Tuesday, May 21, 2013

Pentecost 2013


Bob, Kimberley and Lindsay

Pentecost. Memories of last night linger. Kimberley arrives with her friend Lindsay. Informs me that her friend AJ won’t be able to make  it and I’ll have to take his part.  Scrambling around to clean up, prepare for the service knowing my  regular staff won’t be there. Then I bring Kimberley and Lindsay in to explain that due to last night’s implosion, I don’t know what to expect. I’m already getting the too exhausted text messages. It’s almost 11, I say, and right now I’ve got two sleeping people in the sanctuary. One of whom is homeless. We hear the door swing open. There’s someone else says, Kimberley. No that’s the homeless woman leaving, I say.

So we rehearse. And one by one the faithful regulars appear. Kimberley has constructed a dramatic liturgy of the Tower of Babel and Pentecost, including passages from CS Lewis and Mary Daly. And in the middle, a gospel song about a river that won’t run dry and I can’t help but throw in the bass with their close two part harmony. 

We gather around the table for food after and Marc brings out his George Harrison guitar and I play I’ll fly away with Kimberley and Lindsay joining in. And I enjoy the chance to sing. 

A steady rain is falling. We’re not going to table today. The rain has caused a jack o’ lantern effect with the booths down Amsterdam, more gaps than teeth.

I’m very thankful for all Kimberley has added this year and need to find a way to bring her back next fall. And musical ideas are filling my head. I share Rest Awhile with them before they leave. Sad to see Kimberley go. 

Jamie and I head to brunch and to catch up.
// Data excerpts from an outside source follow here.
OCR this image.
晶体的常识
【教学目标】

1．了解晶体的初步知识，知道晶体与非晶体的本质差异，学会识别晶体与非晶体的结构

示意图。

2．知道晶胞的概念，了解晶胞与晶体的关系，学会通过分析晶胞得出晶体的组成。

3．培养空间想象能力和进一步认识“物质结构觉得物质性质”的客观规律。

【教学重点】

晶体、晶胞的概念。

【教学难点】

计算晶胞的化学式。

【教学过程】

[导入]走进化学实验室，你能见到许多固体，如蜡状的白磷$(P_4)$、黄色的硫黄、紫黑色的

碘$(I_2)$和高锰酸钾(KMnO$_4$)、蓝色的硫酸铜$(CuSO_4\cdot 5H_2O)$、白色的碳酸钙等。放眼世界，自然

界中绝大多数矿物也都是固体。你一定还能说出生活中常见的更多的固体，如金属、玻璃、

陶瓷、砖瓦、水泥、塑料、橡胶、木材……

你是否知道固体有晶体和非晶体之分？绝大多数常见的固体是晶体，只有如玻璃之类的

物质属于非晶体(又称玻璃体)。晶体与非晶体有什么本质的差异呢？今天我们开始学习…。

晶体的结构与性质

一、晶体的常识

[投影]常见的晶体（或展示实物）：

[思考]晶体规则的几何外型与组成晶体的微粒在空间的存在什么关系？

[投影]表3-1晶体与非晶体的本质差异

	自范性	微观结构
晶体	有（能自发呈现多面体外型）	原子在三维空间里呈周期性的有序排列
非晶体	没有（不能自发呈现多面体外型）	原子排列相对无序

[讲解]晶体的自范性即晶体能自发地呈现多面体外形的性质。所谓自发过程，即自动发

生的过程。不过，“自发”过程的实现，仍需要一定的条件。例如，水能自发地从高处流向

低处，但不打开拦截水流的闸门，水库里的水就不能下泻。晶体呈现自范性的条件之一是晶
No softball today, either. 

I come back for Sanctuary’s Hear it Out! theatre reading, the dream of Pernell to feature new plays from the African-American community. Today’s is The Lord’s Resistance by Camille Darby, starring and directed by Tony awarded winner Tonya Pinkins. 
Tonya Pinkins

It may not be finished yet, but it is strong. The story of a Ugandan child soldier, after rehab, adopted by a professional African-Americn couple in Chicago, whose home ks a battleground if its own.  Glad that Tony has added her spirit to these walls. And wishing we could figure out more how to work together.  

Walk home in the still falling rain. Exhausted. Waiting for that wild spirit to blow through. Pentecost.